Poucas histórias desafiam tanto a lógica humana quanto a de um homem que sustentou milhares de crianças órfãs sem nunca pedir dinheiro a ninguém, apenas orando em segredo. George Müller viveu essa aparente loucura como rotina, e seu exemplo continua a interpelar quem confunde fé com cálculo.
Nascido em 1805, em Kroppenstedt, na Prússia, Müller teve uma juventude conturbada e distante da fé. Roubava do próprio pai, jogava e bebia, e aos dezesseis anos passou semanas preso por dívidas e desonestidade, muito antes de qualquer virada espiritual.
Em 1825, ainda estudante de teologia na Universidade de Halle, participou de uma reunião de oração na casa de um comerciante cristão e descreveu aquela noite como o ponto de virada de sua vida. A partir dali, abandonou o antigo estilo de vida e se dedicou ao ministério cristão.
Estabeleceu-se em Bristol, na Inglaterra, em 1832, e dois anos depois fundou uma instituição para educação cristã, distribuição de Bíblias e apoio a missionários. Em 1836 abriu a primeira Casa dos Órfãos, decidido a nunca solicitar donativos publicamente para sustentar a obra.
A obra cresceu além do que qualquer cálculo humano previa. Entre 1849 e 1870 ergueu cinco grandes casas em Ashley Down, que chegaram a abrigar mais de dois mil órfãos ao mesmo tempo, sustentadas apenas por doações não solicitadas.
A vida dentro dos orfanatos era rígida, com rotina severa, disciplina rigorosa e pouco tempo de lazer, típica das instituições do século dezenove.
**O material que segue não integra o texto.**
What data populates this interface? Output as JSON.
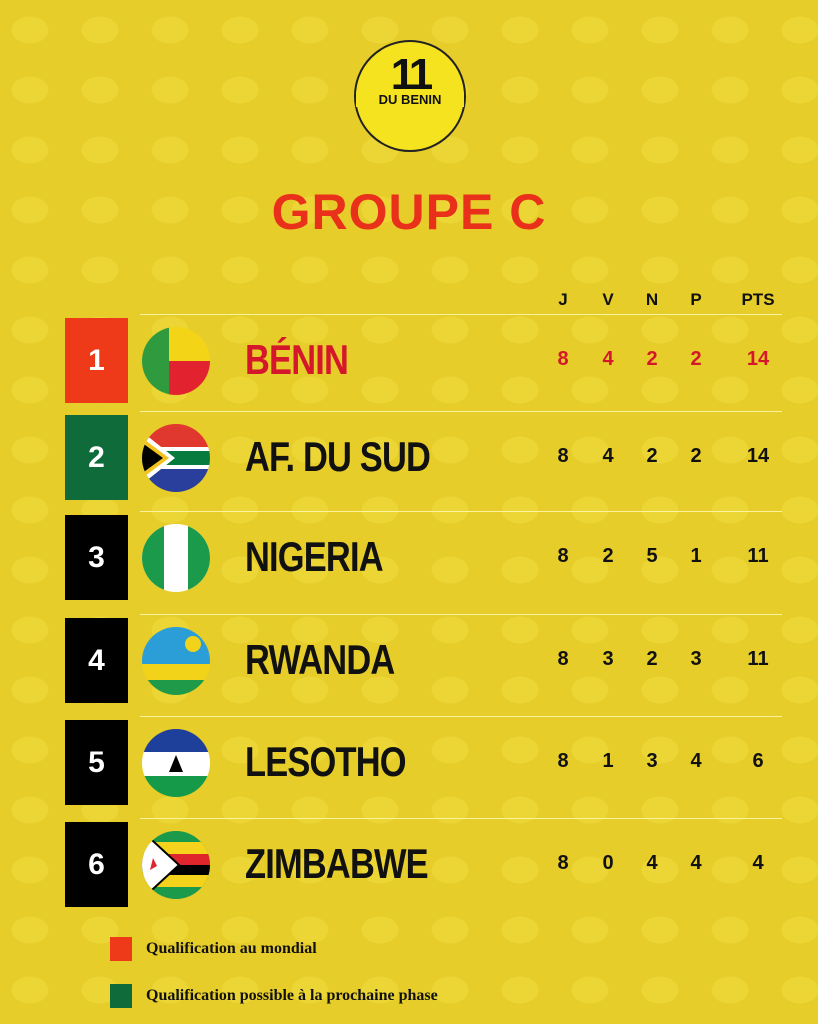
{
  "logo": {
    "number": "11",
    "text": "DU BENIN"
  },
  "title": "GROUPE C",
  "table": {
    "columns": [
      "J",
      "V",
      "N",
      "P",
      "PTS"
    ],
    "rows": [
      {
        "rank": 1,
        "team": "BÉNIN",
        "color": "#ee3a18",
        "stats": [
          8,
          4,
          2,
          2,
          14
        ]
      },
      {
        "rank": 2,
        "team": "AF. DU SUD",
        "color": "#0f6b3a",
        "stats": [
          8,
          4,
          2,
          2,
          14
        ]
      },
      {
        "rank": 3,
        "team": "NIGERIA",
        "color": "#000000",
        "stats": [
          8,
          2,
          5,
          1,
          11
        ]
      },
      {
        "rank": 4,
        "team": "RWANDA",
        "color": "#000000",
        "stats": [
          8,
          3,
          2,
          3,
          11
        ]
      },
      {
        "rank": 5,
        "team": "LESOTHO",
        "color": "#000000",
        "stats": [
          8,
          1,
          3,
          4,
          6
        ]
      },
      {
        "rank": 6,
        "team": "ZIMBABWE",
        "color": "#000000",
        "stats": [
          8,
          0,
          4,
          4,
          4
        ]
      }
    ]
  },
  "legend": [
    {
      "label": "Qualification au mondial",
      "color": "#ee3a18"
    },
    {
      "label": "Qualification possible à la prochaine phase",
      "color": "#0f6b3a"
    }
  ]
}
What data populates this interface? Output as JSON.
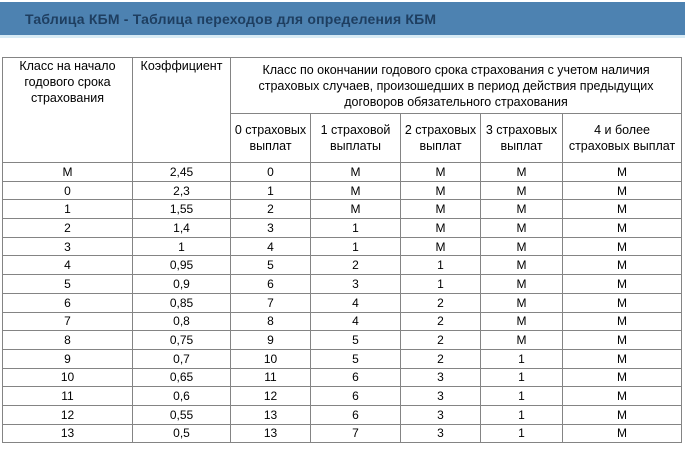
{
  "title": "Таблица КБМ - Таблица переходов для определения КБМ",
  "colors": {
    "title_bar_background": "#4d82b1",
    "title_text": "#1e3e60",
    "title_bar_underline": "#d8ebf5",
    "table_border": "#848484",
    "cell_text": "#000000"
  },
  "table": {
    "col1_header": "Класс на начало годового срока страхования",
    "col2_header": "Коэффициент",
    "group_header": "Класс по окончании годового срока страхования с учетом наличия страховых случаев, произошедших в период действия предыдущих договоров обязательного страхования",
    "sub_headers": [
      "0 страховых выплат",
      "1 страховой выплаты",
      "2 страховых выплат",
      "3 страховых выплат",
      "4 и более страховых выплат"
    ],
    "rows": [
      [
        "М",
        "2,45",
        "0",
        "М",
        "М",
        "М",
        "М"
      ],
      [
        "0",
        "2,3",
        "1",
        "М",
        "М",
        "М",
        "М"
      ],
      [
        "1",
        "1,55",
        "2",
        "М",
        "М",
        "М",
        "М"
      ],
      [
        "2",
        "1,4",
        "3",
        "1",
        "М",
        "М",
        "М"
      ],
      [
        "3",
        "1",
        "4",
        "1",
        "М",
        "М",
        "М"
      ],
      [
        "4",
        "0,95",
        "5",
        "2",
        "1",
        "М",
        "М"
      ],
      [
        "5",
        "0,9",
        "6",
        "3",
        "1",
        "М",
        "М"
      ],
      [
        "6",
        "0,85",
        "7",
        "4",
        "2",
        "М",
        "М"
      ],
      [
        "7",
        "0,8",
        "8",
        "4",
        "2",
        "М",
        "М"
      ],
      [
        "8",
        "0,75",
        "9",
        "5",
        "2",
        "М",
        "М"
      ],
      [
        "9",
        "0,7",
        "10",
        "5",
        "2",
        "1",
        "М"
      ],
      [
        "10",
        "0,65",
        "11",
        "6",
        "3",
        "1",
        "М"
      ],
      [
        "11",
        "0,6",
        "12",
        "6",
        "3",
        "1",
        "М"
      ],
      [
        "12",
        "0,55",
        "13",
        "6",
        "3",
        "1",
        "М"
      ],
      [
        "13",
        "0,5",
        "13",
        "7",
        "3",
        "1",
        "М"
      ]
    ]
  }
}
Alguns contemporâneos chegaram a criticar Müller por educar os órfãos além do que julgavam adequado à condição social deles.
Viúvo de Mary Groves desde 1870, casou-se no ano seguinte com Susannah Grace Sanger e, já com setenta anos, iniciou dezessete anos de viagens missionárias. Pregou em quarenta e dois países, percorrendo mais de trezentos mil quilômetros ao lado da esposa.
Morreu em Bristol em 1898, um dia depois de conduzir uma reunião de oração; seu funeral reuniu dez mil pessoas. Ao longo da vida, cuidou de mais de dez mil crianças órfãs e deixou um legado que ainda desafia igrejas a confiar na provisão de Deus.